Earthworm Jim’s Mean-Spirited Satire Doesn’t Hold Up

Earthworm Jim’s Mean-Spirited Satire Doesn’t Hold Up

Earthworm Jim first released on the Sega Genesis today in 1994. The strange side scroller married offbeat humour and experimental level design. The result was a hodgepodge of a game that was frustrating but engaging.

Developed by Shiny Entertainment, Earthworm Jim positions itself largely as a work of satire seeking to upend various side scrolling tropes of the time. It follows the titular character on a quest to save Princess What’s-Her-Name. This calls the tired damsel trope by explicitly positioning the princess as an afterthought. Earthworm Jim is by no means progressive, but it reshuffles genre conventions to point out their absurdity. This recontextualizing fails more often than it succeeds, particularly in the raw game design.

Earthworm Jim‘s level design is a hostile jumble of platforms, spongy bosses, and unintuitive progression paths. The game is extremely vertical, asking players to weave strange movements throughout levels that are often hard to visualise. If Super Mario Bros is about reliably moving to the right, Earthworm Jim is about chaotically moving everywhere. The game’s first stage, “New Junk City,” is a maze of ziplines and difficult ledge grabs.

“What the Heck?”‘s landscape is full of high walls that create frustrating dead ends. In spite of various movement options such as high jumps and the ability to use Jim’s head as a whip to swing over gaps, Earthworm Jim is not fun to navigate. But the game still dared to reimagine spatial navigation with some benefits. Earthworm Jim‘s aren’t well honed obstacle courses but they’re still intriguing jungle-gyms.

What Earthworm Jim lacks in core mechanics, it makes up for in willingness to experiment. There is bungee-jumping combat against snot monsters, interstellar chase sequences, labyrinthine underwater mazes, and long descents down spike caverns using Jim’s head as a propeller. The wild chase sequence “Andy Asteroids?” recalls the difficult speeder bike sequence from Battletoads‘ third level, while the laborious underwater travel in “Down the Tubes” calls to mind Teenage Mutant Ninja Turtles’ notorious water dam. The variety is admirable and fits with the game’s irreverent tone.

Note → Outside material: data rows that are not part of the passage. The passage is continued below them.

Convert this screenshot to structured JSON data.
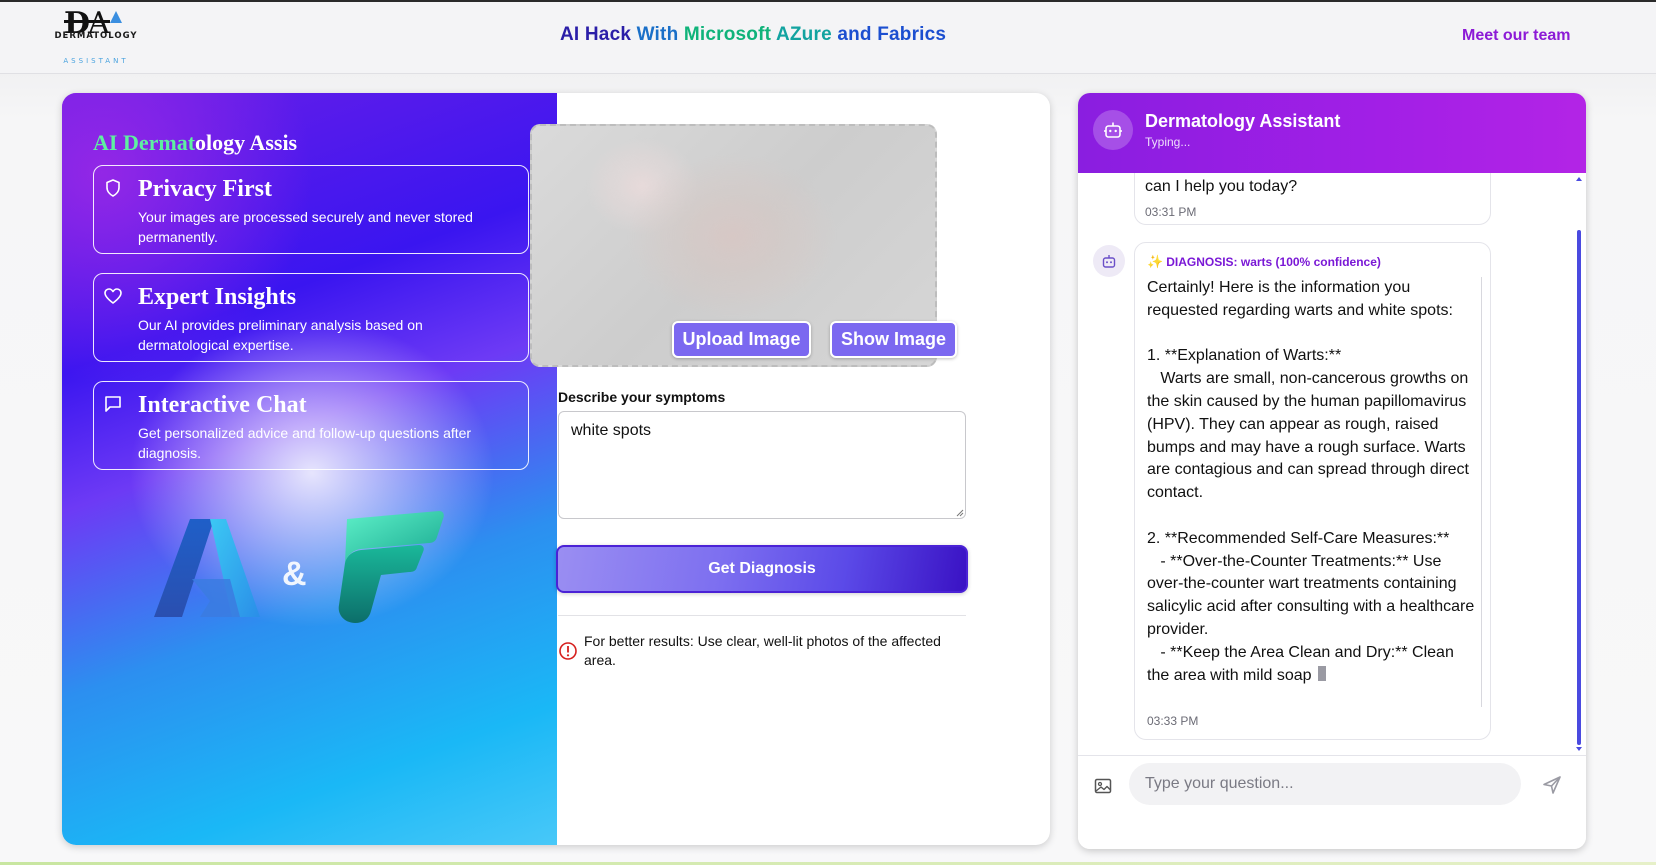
{
  "header": {
    "logo_top": "DERMATOLOGY",
    "logo_bottom": "ASSISTANT",
    "title_parts": [
      "AI Hack",
      "With",
      "Microsoft",
      "AZure",
      "and Fabrics"
    ],
    "team_link": "Meet our team"
  },
  "hero": {
    "title_a": "AI Dermat",
    "title_b": "ology Assis",
    "features": [
      {
        "icon": "shield-icon",
        "title": "Privacy First",
        "desc": "Your images are processed securely and never stored permanently."
      },
      {
        "icon": "heart-icon",
        "title": "Expert Insights",
        "desc": "Our AI provides preliminary analysis based on dermatological expertise."
      },
      {
        "icon": "chat-bubble-icon",
        "title": "Interactive Chat",
        "desc": "Get personalized advice and follow-up questions after diagnosis."
      }
    ],
    "amp": "&"
  },
  "form": {
    "upload_label": "Upload Image",
    "show_label": "Show Image",
    "symptom_label": "Describe your symptoms",
    "symptom_value": "white spots",
    "diagnose_label": "Get Diagnosis",
    "tip": "For better results: Use clear, well-lit photos of the affected area."
  },
  "chat": {
    "name": "Dermatology Assistant",
    "status": "Typing...",
    "msg1_text": "can I help you today?",
    "msg1_time": "03:31 PM",
    "diagnosis": "DIAGNOSIS: warts (100% confidence)",
    "msg2_body": "Certainly! Here is the information you requested regarding warts and white spots:\n\n1. **Explanation of Warts:**\n   Warts are small, non-cancerous growths on the skin caused by the human papillomavirus (HPV). They can appear as rough, raised bumps and may have a rough surface. Warts are contagious and can spread through direct contact.\n\n2. **Recommended Self-Care Measures:**\n   - **Over-the-Counter Treatments:** Use over-the-counter wart treatments containing salicylic acid after consulting with a healthcare provider.\n   - **Keep the Area Clean and Dry:** Clean the area with mild soap",
    "msg2_time": "03:33 PM",
    "input_placeholder": "Type your question..."
  },
  "colors": {
    "accent_purple": "#8c1ad6",
    "button_violet": "#7b68f0",
    "chat_header": "#a21fe6"
  }
}
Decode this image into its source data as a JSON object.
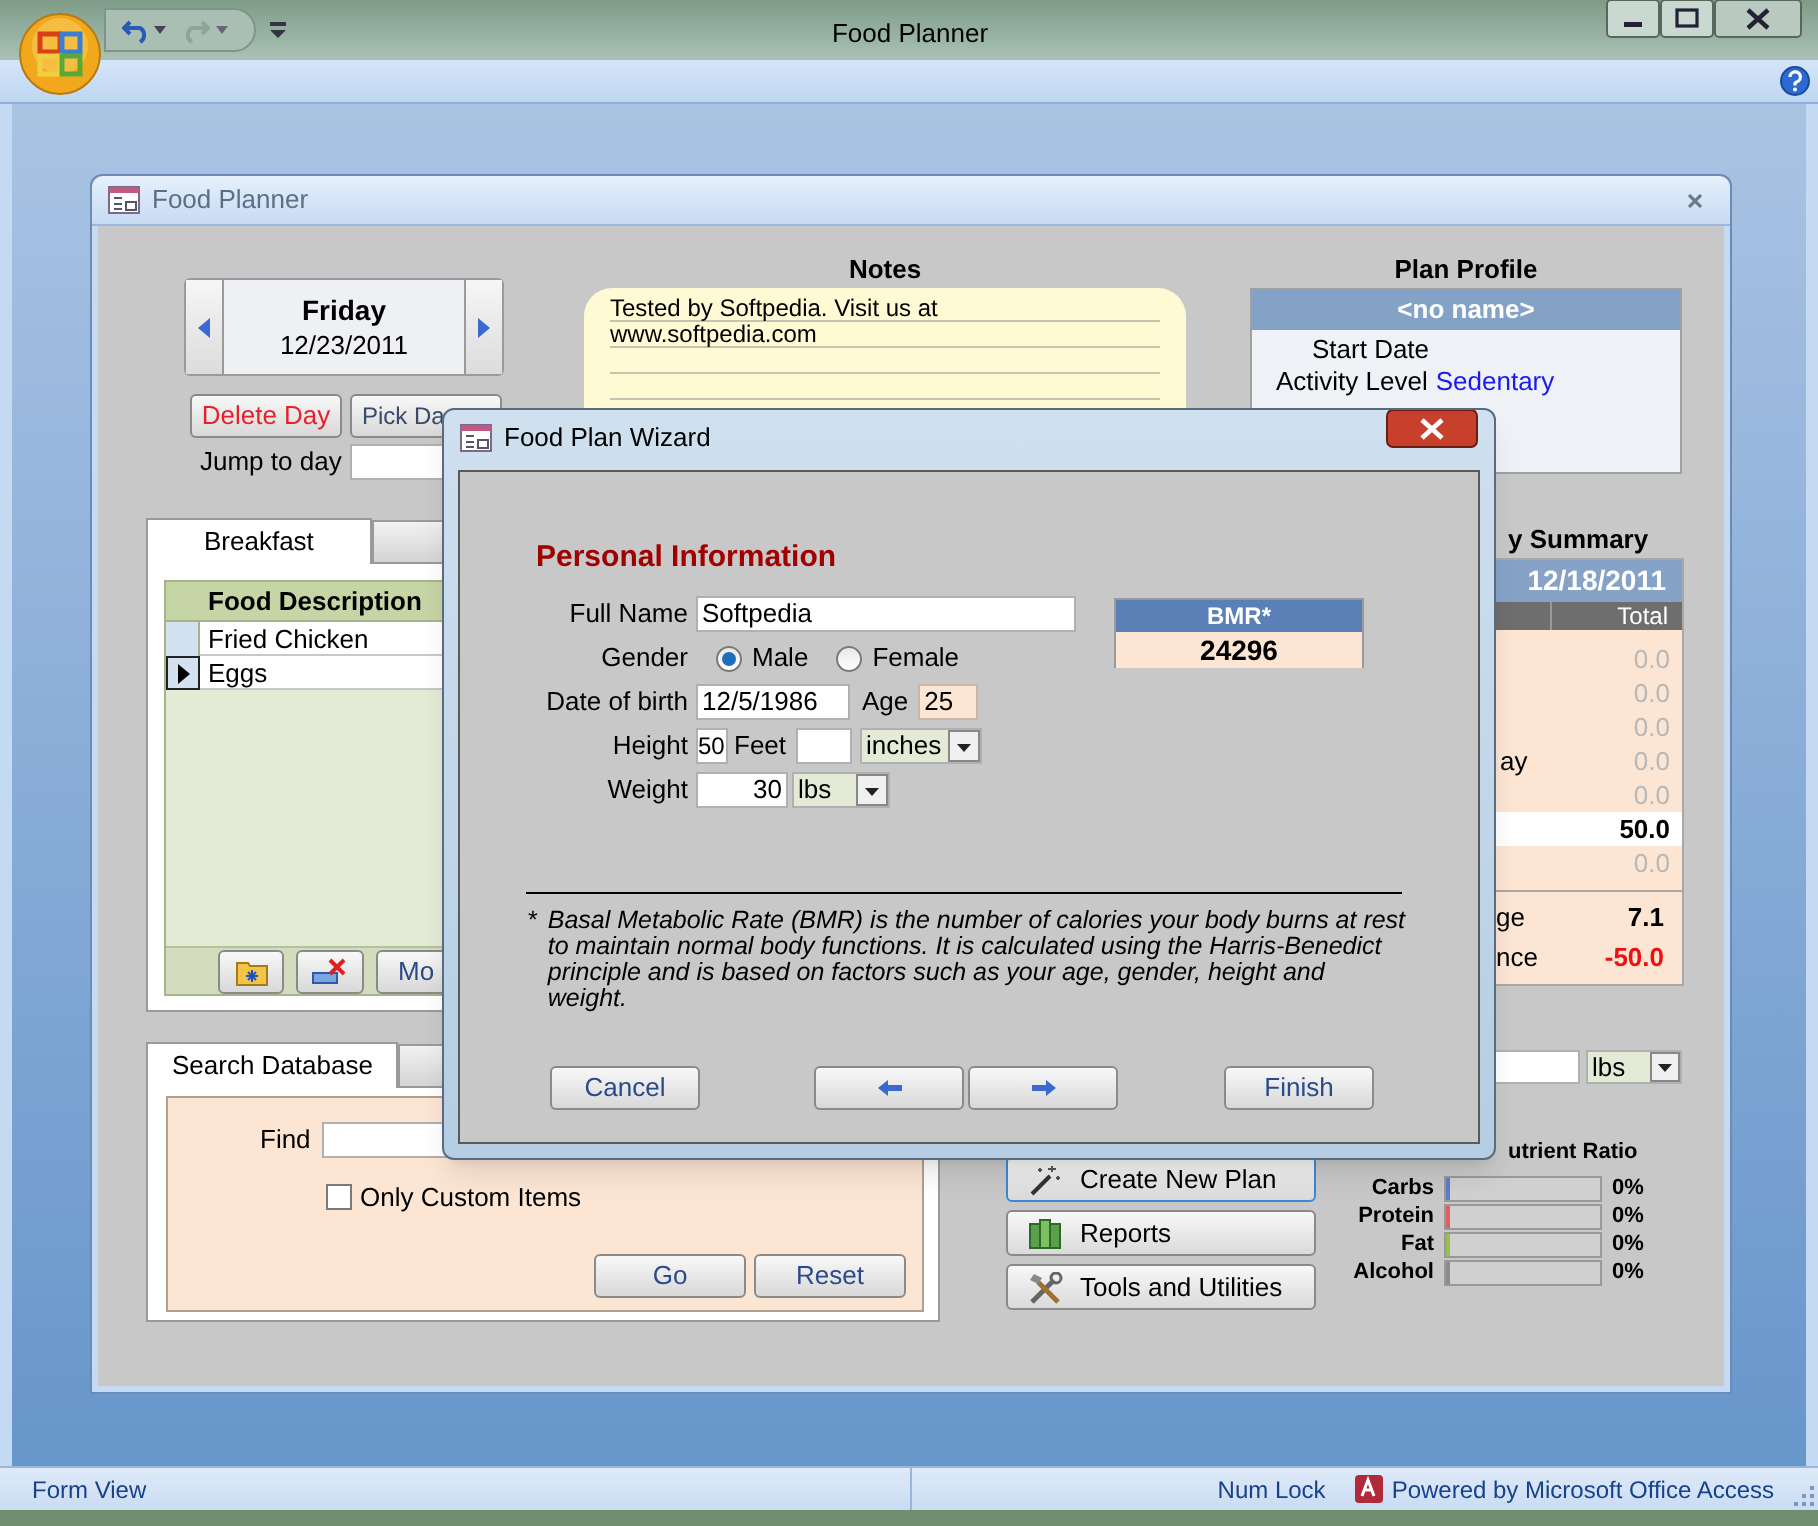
{
  "app": {
    "title": "Food Planner"
  },
  "form": {
    "title": "Food Planner",
    "day_nav": {
      "day": "Friday",
      "date": "12/23/2011"
    },
    "day_buttons": [
      {
        "label": "Delete Day",
        "kind": "danger"
      },
      {
        "label": "Pick Da",
        "kind": "normal"
      }
    ],
    "jump_to_day": {
      "label": "Jump to day"
    },
    "notes": {
      "title": "Notes",
      "lines": [
        "Tested by Softpedia. Visit us at",
        "www.softpedia.com"
      ]
    },
    "plan_profile": {
      "title": "Plan Profile",
      "name": "<no name>",
      "fields": [
        {
          "label": "Start Date"
        },
        {
          "label": "Activity Level",
          "value": "Sedentary"
        }
      ]
    },
    "meal_tabs": [
      {
        "label": "Breakfast",
        "selected": true
      },
      {
        "selected": false
      }
    ],
    "food_grid": {
      "columns": [
        "Food Description"
      ],
      "rows": [
        {
          "cells": [
            "Fried Chicken"
          ],
          "selected": false
        },
        {
          "cells": [
            "Eggs"
          ],
          "selected": true
        }
      ]
    },
    "grid_buttons": [
      {
        "kind": "add"
      },
      {
        "kind": "delete"
      },
      {
        "kind": "text",
        "label": "Mo"
      }
    ],
    "search_tabs": [
      {
        "label": "Search Database",
        "selected": true
      },
      {
        "selected": false
      }
    ],
    "search": {
      "find_label": "Find",
      "only_custom": {
        "label": "Only Custom Items",
        "checked": false
      },
      "buttons": [
        "Go",
        "Reset"
      ]
    },
    "actions": [
      {
        "label": "Create New Plan",
        "kind": "wand",
        "selected": true
      },
      {
        "label": "Reports",
        "kind": "books",
        "selected": false
      },
      {
        "label": "Tools and Utilities",
        "kind": "tools",
        "selected": false
      }
    ],
    "summary": {
      "title": "y Summary",
      "date": "12/18/2011",
      "column": "Total",
      "rows": [
        {
          "value": "0.0",
          "kind": "muted"
        },
        {
          "value": "0.0",
          "kind": "muted"
        },
        {
          "value": "0.0",
          "kind": "muted"
        },
        {
          "label": "ay",
          "value": "0.0",
          "kind": "muted"
        },
        {
          "value": "0.0",
          "kind": "muted"
        },
        {
          "value": "50.0",
          "kind": "highlight"
        },
        {
          "value": "0.0",
          "kind": "muted"
        }
      ],
      "footer": [
        {
          "label": "ge",
          "value": "7.1",
          "kind": "normal"
        },
        {
          "label": "nce",
          "value": "-50.0",
          "kind": "negative"
        }
      ]
    },
    "weight_unit": "lbs",
    "nutrient_ratio": {
      "title": "utrient Ratio",
      "items": [
        {
          "label": "Carbs",
          "level": 0,
          "value": "0%",
          "color": "#5a7ec8"
        },
        {
          "label": "Protein",
          "level": 0,
          "value": "0%",
          "color": "#e06060"
        },
        {
          "label": "Fat",
          "level": 0,
          "value": "0%",
          "color": "#98c050"
        },
        {
          "label": "Alcohol",
          "level": 0,
          "value": "0%",
          "color": "#8c8c8c"
        }
      ]
    }
  },
  "wizard": {
    "title": "Food Plan Wizard",
    "heading": "Personal Information",
    "full_name": {
      "label": "Full Name",
      "value": "Softpedia"
    },
    "gender": {
      "label": "Gender",
      "options": [
        {
          "label": "Male",
          "selected": true
        },
        {
          "label": "Female",
          "selected": false
        }
      ]
    },
    "dob": {
      "label": "Date of birth",
      "value": "12/5/1986"
    },
    "age": {
      "label": "Age",
      "value": "25"
    },
    "height": {
      "label": "Height",
      "feet": "50",
      "feet_label": "Feet",
      "unit": "inches"
    },
    "weight": {
      "label": "Weight",
      "value": "30",
      "unit": "lbs"
    },
    "bmr": {
      "label": "BMR*",
      "value": "24296"
    },
    "footnote_mark": "*",
    "footnote": "Basal Metabolic Rate (BMR) is the number of calories your body burns at rest to maintain normal body functions. It is calculated using the Harris-Benedict principle and is based on factors such as your age, gender, height and weight.",
    "buttons": [
      {
        "kind": "text",
        "label": "Cancel"
      },
      {
        "kind": "back"
      },
      {
        "kind": "next"
      },
      {
        "kind": "text",
        "label": "Finish"
      }
    ]
  },
  "status_bar": {
    "view": "Form View",
    "indicators": [
      "Num Lock"
    ],
    "brand": "Powered by Microsoft Office Access"
  }
}
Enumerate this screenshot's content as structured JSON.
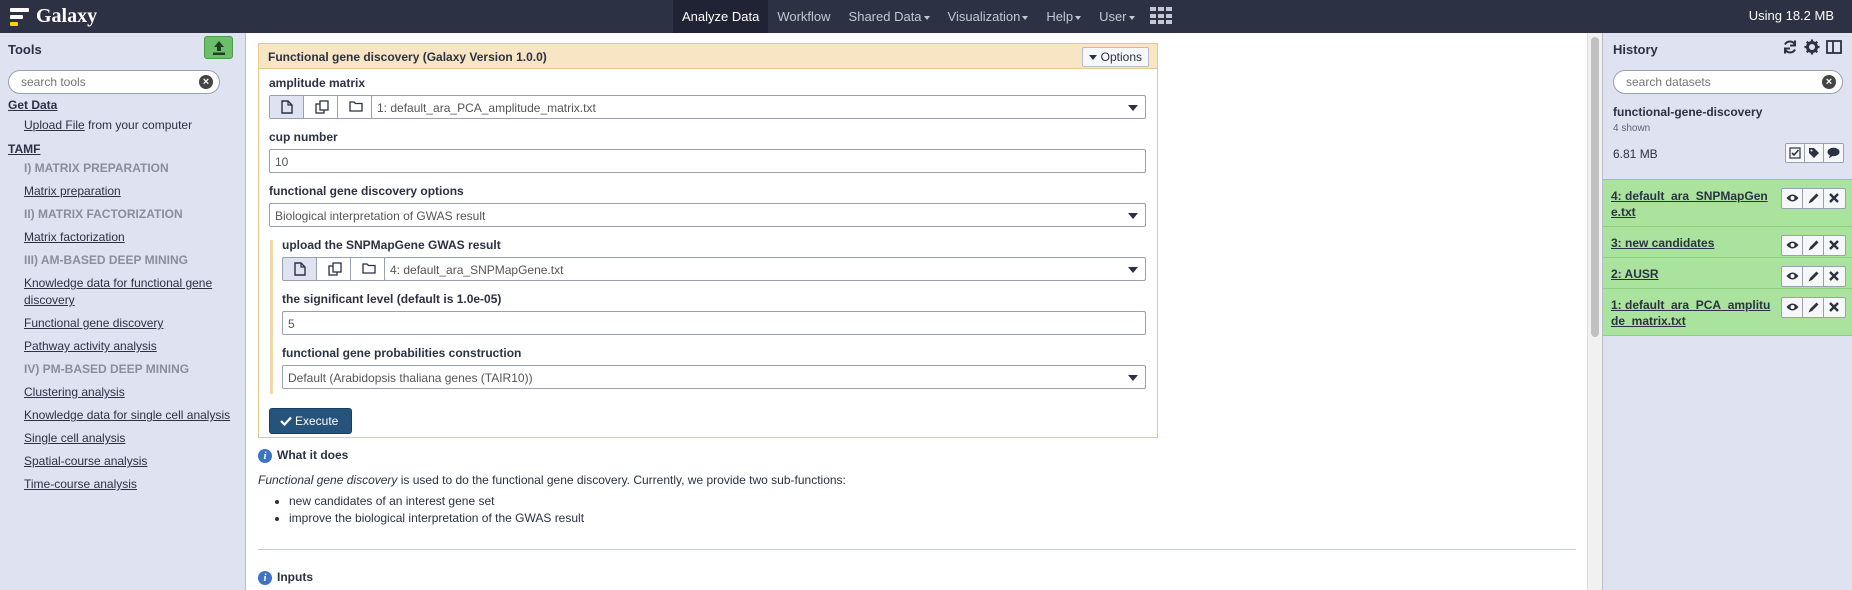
{
  "masthead": {
    "brand": "Galaxy",
    "nav": [
      {
        "label": "Analyze Data",
        "active": true,
        "caret": false
      },
      {
        "label": "Workflow",
        "active": false,
        "caret": false
      },
      {
        "label": "Shared Data",
        "active": false,
        "caret": true
      },
      {
        "label": "Visualization",
        "active": false,
        "caret": true
      },
      {
        "label": "Help",
        "active": false,
        "caret": true
      },
      {
        "label": "User",
        "active": false,
        "caret": true
      }
    ],
    "quota": "Using 18.2 MB"
  },
  "tools": {
    "title": "Tools",
    "search_placeholder": "search tools",
    "get_data": "Get Data",
    "upload_link": "Upload File",
    "upload_suffix": " from your computer",
    "section": "TAMF",
    "items": [
      {
        "type": "label",
        "text": "I) MATRIX PREPARATION"
      },
      {
        "type": "link",
        "text": "Matrix preparation"
      },
      {
        "type": "label",
        "text": "II) MATRIX FACTORIZATION"
      },
      {
        "type": "link",
        "text": "Matrix factorization"
      },
      {
        "type": "label",
        "text": "III) AM-BASED DEEP MINING"
      },
      {
        "type": "link",
        "text": "Knowledge data for functional gene discovery"
      },
      {
        "type": "link",
        "text": "Functional gene discovery"
      },
      {
        "type": "link",
        "text": "Pathway activity analysis"
      },
      {
        "type": "label",
        "text": "IV) PM-BASED DEEP MINING"
      },
      {
        "type": "link",
        "text": "Clustering analysis"
      },
      {
        "type": "link",
        "text": "Knowledge data for single cell analysis"
      },
      {
        "type": "link",
        "text": "Single cell analysis"
      },
      {
        "type": "link",
        "text": "Spatial-course analysis"
      },
      {
        "type": "link",
        "text": "Time-course analysis"
      }
    ]
  },
  "form": {
    "title": "Functional gene discovery (Galaxy Version 1.0.0)",
    "options_label": "Options",
    "amplitude_label": "amplitude matrix",
    "amplitude_value": "1: default_ara_PCA_amplitude_matrix.txt",
    "cup_label": "cup number",
    "cup_value": "10",
    "options_section_label": "functional gene discovery options",
    "options_section_value": "Biological interpretation of GWAS result",
    "snp_label": "upload the SNPMapGene GWAS result",
    "snp_value": "4: default_ara_SNPMapGene.txt",
    "sig_label": "the significant level (default is 1.0e-05)",
    "sig_value": "5",
    "prob_label": "functional gene probabilities construction",
    "prob_value": "Default (Arabidopsis thaliana genes (TAIR10))",
    "execute_label": "Execute"
  },
  "help": {
    "what_title": "What it does",
    "intro_italic": "Functional gene discovery",
    "intro_rest": " is used to do the functional gene discovery. Currently, we provide two sub-functions:",
    "bullets": [
      "new candidates of an interest gene set",
      "improve the biological interpretation of the GWAS result"
    ],
    "inputs_title": "Inputs"
  },
  "history": {
    "title": "History",
    "search_placeholder": "search datasets",
    "name": "functional-gene-discovery",
    "shown": "4 shown",
    "size": "6.81 MB",
    "datasets": [
      {
        "name": "4: default_ara_SNPMapGene.txt"
      },
      {
        "name": "3: new candidates"
      },
      {
        "name": "2: AUSR"
      },
      {
        "name": "1: default_ara_PCA_amplitude_matrix.txt"
      }
    ]
  },
  "colors": {
    "masthead": "#2c3143",
    "panel": "#dee2f1",
    "form_header": "#f7e5c3",
    "dataset_ok": "#aae39e",
    "execute": "#25537b"
  }
}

These levels are also frustrating, exaggerating the failures of prior games at the expense of the player. “Down the Tubes” might highlight how frustrating water levels are but it does this by forcing to player to endure a terrible water level. “Andy Asteroids?” punishes the player with a boss fight should they fail. In seeking to satirize bad platformer design, Earthworm Jim creates a game far worse than the source material.

Earthworm Jim is a game with a vision: be cruel. The game’s irreverence backfires in the end, with Princess What’s-Her-Name suddenly being crushed by a cow. It’s a punchline that never quite lands. Earthworm Jim attempts to mock the conventions of the time, but what it attempts to satirise ultimately proves more resilient. Mario’s still kicking, but, as the years pass, it even more clear that Earthworm Jim’s dazzling experiment failed for good reason.